Demokrasi yang memutlakkan kebebasan tela mendorong euphoria politik kebablasan. Kita memang tidak perlu memutar arah jarum jam sejarah, tetapi arus kebebasan yang kebablasan harus dikendalikan, karena kalau tidak dimensi waktu justeru mempercepat peluncuran bangsa ke titik nadir keberadaannya. Bangsa Indonesia memerlukan keseimbangan baru dalam gerak peradaban dan ketersediaan landasan budaya jitu bagi proses perubahan. Politik sebagai menejemen nasional dalam mengendalikan perubahan perlu diarahkan kepada pencapaian cita-cita kolektif bangsa. Oleh karena itudip[erlukan adanya strategi kebudayaan yang disepakati bersama oleh berbagai elemen bangsa, yang kemudian dijalankan dengan menggalang segala potensi yang ada dalam masyarakat. Pemerintah tentu tidak berpretensi dapat mengatasi semua permasalahan dan tantangan yang kian berat dengan sendirinya tanpa dukungan kekuatan-kekuata masyarakat madani. Saatnya bagi pemerintah untuk lebih meningkatkan kerjasama dan kemitraan strategis dengan organiosasi masyarakat, tidak hanya dnegan partai politik, terutama organisasi masyarakat yang merupakan kelompok aspiran riil dan yang telah berperan empiris berperan bagi negara bahkan sejak negara itu belum ada.

Hadirin yang terhormat,

Dalam perspektif demikianlah ingin meneguhkan hati dan jatidiri untuk dapat ikut mengambil bagian bersama pemerintah dan kelompok-kelompok lain mencerahkan kehidupoan bangsa menuju kemajuan dan keunggulan. Sebagai unsur masyarakat madani yang mengalami hiruk pikuk perjuangan menegakkan kemerdekaan Indonesia, Muhammadiyah memandang bahwa keutuhan Negara Kesatuan Republik Indonesia adalah tanggung awab untuk dipertahankan. Bagi Muhammadiyah NKRI adalah bentuk ideal dari kehidupan bernegara Bangsa Indonesia yang majemuk atas dasar agama, suku, bahasa dan buidaya. Sebagai kelompok yang pada awal kemerdekaan lewat ketuanya Ki Bagus Hadi Kusumo mengusulkan perumusan sila pertama pancasila seperti yang ada sekarang ini, yaitu Ketuhanan Yang Maha Esa, maka bagi Muhammadiyah Negara Pancasila adalah final sebagai alat pemersatu bagi bangsa Indonesia dalam mewujudkan cita-cita Proklamasi kemerdekaan 17 Agustus 1945. Ketuhanan Yang Maha Esa, sesuai ajaran tauhid, merupakan nafas dari kehidupan berbangsa dan bernegara Bangsa Indonesia. Komitmen terhadap Pancasila ini menolak segala bentuk penyimpangan dan penyelewengan kepada sikap dan pandangan yang anti Tuhan dan Agama.
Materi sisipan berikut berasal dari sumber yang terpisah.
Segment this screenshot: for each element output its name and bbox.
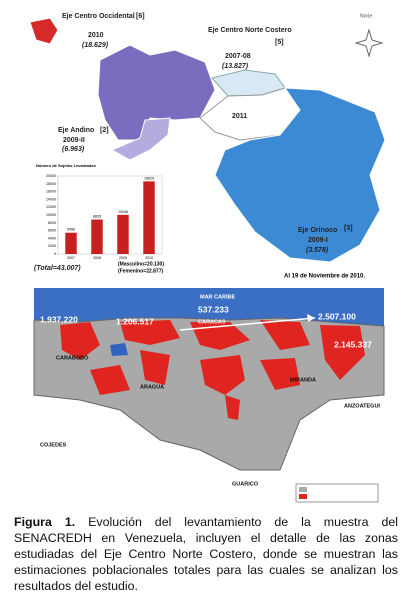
- y-tick-label: 2000: [48, 244, 56, 248]
- region-zulia: [29, 17, 59, 45]
- legend-swatch: [299, 487, 307, 492]
- chart-title: Número de Sujetos Levantados: [36, 163, 97, 168]
- date-note: Al 19 de Noviembre de 2010.: [284, 274, 365, 280]
- population: 2.507.100: [318, 311, 356, 321]
- y-tick-label: 20000: [46, 174, 56, 178]
- region-count: (13.827): [222, 63, 249, 70]
- lake: [110, 343, 128, 356]
- y-tick-label: 14000: [46, 197, 56, 201]
- region-occidental: [97, 44, 216, 141]
- female: (Femenino=22.877): [118, 268, 163, 274]
- region-count: (18.629): [82, 42, 109, 49]
- y-tick-label: 16000: [46, 190, 56, 194]
- total: (Total=43.007): [34, 265, 81, 272]
- y-tick-label: 12000: [46, 205, 56, 209]
- bar: [117, 214, 129, 254]
- bar: [65, 232, 77, 254]
- population: 1.937.220: [40, 314, 78, 324]
- region-andino: [110, 117, 171, 161]
- region-ref: [6]: [136, 13, 145, 20]
- x-tick-label: 2007: [67, 256, 75, 260]
- y-tick-label: 8000: [48, 221, 56, 225]
- male: (Masculino=20.130): [118, 261, 164, 267]
- capital-label: CARACAS: [198, 319, 226, 325]
- bar: [143, 181, 155, 254]
- caption-label: Figura 1.: [14, 515, 76, 529]
- region-period: 2007-08: [225, 53, 251, 60]
- caption-text: Evolución del levantamiento de la muestr…: [14, 515, 398, 593]
- region-period: 2009-II: [63, 137, 85, 144]
- red-zones: [60, 320, 365, 420]
- population: 537.233: [198, 304, 229, 314]
- caption: Figura 1. Evolución del levantamiento de…: [14, 514, 398, 594]
- state-label: MIRANDA: [290, 377, 316, 383]
- region-label: Eje Andino: [58, 127, 94, 134]
- sea-label: MAR CARIBE: [200, 294, 235, 300]
- region-orinoco: [214, 87, 386, 263]
- x-tick-label: 2008: [93, 256, 101, 260]
- value-label: 5456: [67, 228, 75, 232]
- region-label: Eje Centro Occidental: [62, 13, 135, 20]
- region-ref: [3]: [344, 225, 353, 232]
- region-label: 2011: [232, 113, 247, 120]
- y-tick-label: 0: [54, 252, 56, 256]
- state-label: ARAGUA: [140, 384, 164, 390]
- value-label: 8835: [93, 214, 101, 218]
- arrow-head: [307, 314, 315, 322]
- bar: [91, 219, 103, 254]
- state-label: GUARICO: [232, 481, 259, 487]
- region-count: (6.963): [62, 146, 85, 153]
- state-label: COJEDES: [40, 442, 67, 448]
- legend-swatch: [299, 494, 307, 499]
- x-tick-label: 2010: [145, 256, 153, 260]
- region-period: 2010: [88, 32, 104, 39]
- region-ref: [2]: [100, 127, 109, 134]
- region-ref: [5]: [275, 39, 284, 46]
- y-tick-label: 6000: [48, 229, 56, 233]
- state-label: ANZOATEGUI: [344, 403, 380, 409]
- compass: [354, 28, 384, 58]
- figure: Norte Eje Centro Occidental [6] 2010 (18…: [29, 12, 386, 503]
- region-label: Eje Centro Norte Costero: [208, 27, 292, 34]
- state-label: CARABOBO: [56, 355, 89, 361]
- y-tick-label: 10000: [46, 213, 56, 217]
- y-tick-label: 4000: [48, 236, 56, 240]
- region-period: 2009-I: [308, 237, 328, 244]
- value-label: 10046: [118, 210, 128, 214]
- legend: [295, 483, 379, 503]
- x-tick-label: 2009: [119, 256, 127, 260]
- y-tick-label: 18000: [46, 182, 56, 186]
- compass-label: Norte: [360, 13, 372, 19]
- value-label: 18629: [144, 176, 154, 180]
- arrow: [179, 317, 316, 331]
- population: 2.145.337: [334, 339, 372, 349]
- land: [33, 317, 385, 471]
- region-count: (3.578): [306, 247, 329, 254]
- region-label: Eje Orinoco: [298, 227, 337, 234]
- population: 1.206.517: [116, 316, 154, 326]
Sebagai wujud dari komimen kebangsaan itu, maka menjelang masuk ke abad kedua dari kelahirannya, Muhammadiyah ingin meningkatkan peran pencerahannya terhadap kehidupan bangsa. Karenanya, Muhammadiyahmerasa perlu untuk melakukan konsolidasi, baik wawasan (fikrah), maupun organisasi (jama’ah) dan usaha (`amaliah). Ketiga faktor ini merupakan kekuatan gerakan Muhammadiyah sejak awak kelahirannya. Konsolidasi wawasan atau paham kegamaan tersebut mengambil bentuk peneguhan identitas Muhammadiyah sebagai kekuatan arus tengah Islam yang senantiasa memelihara keseimbangan (tawazun) antara pemurnian akidah dan pembaruan muamalat, atau antara reformasi dan modernisasi kehidupan beragama. Pengamalan teologi tengahan (al-`aqidah al-wasithiyah) ini tidak menghalangi Muhammadiyah untuk menjadi tenda besar bagi berbagai kelompok di tubuh umat Islam dan Bangsa Indonesia. Konsolidasi organisasi perlu dilakukan dengan memperkuat jamaah sebagai komunitas basis yang selama ini menjadi ujung tombak gerakan dakwah Muhammadiyah. Revitalisasi cabang dan ranting haruis segera dimulai, karena ranting itu penting dan capang itu terpandang. Dan konsolidasi usaha/program dilakukan dengan mulai berorientasi pada pengembangan kualitas amal usaha milik Muhammadiyah untuk menjadi pusat keunggulan publik, disamping berusaha untuk meningkatkan kuantitas amal usaha. Sesuai tema Muktamar Malang tahun 2005, ”Tajdid Gerakan Untuk Pencerahan Peradaban” maka gerakan Muhammadiyah pada periode ini harus menapilkan nuansa inovatif dan kreatif, serta efek positif dan kontruktif terhadap kehidupan bangsa. Sesuai amanat Muktamar untuk revitalisasi gerakan maka perlu mendapat prioritas upaya menemukan vitalitas Persyarikatan untuk diaktualisasikan kedalam dinamika zaman. Dengan melakukan konsolidasi pada ketiga gatra gerakan, maka Muhammadiyah akan dapat mempertahankan keberadaan dan kesiapannya untuk menjadi kekuatan efektif bangsa merebut kemajuan dan keunggulan.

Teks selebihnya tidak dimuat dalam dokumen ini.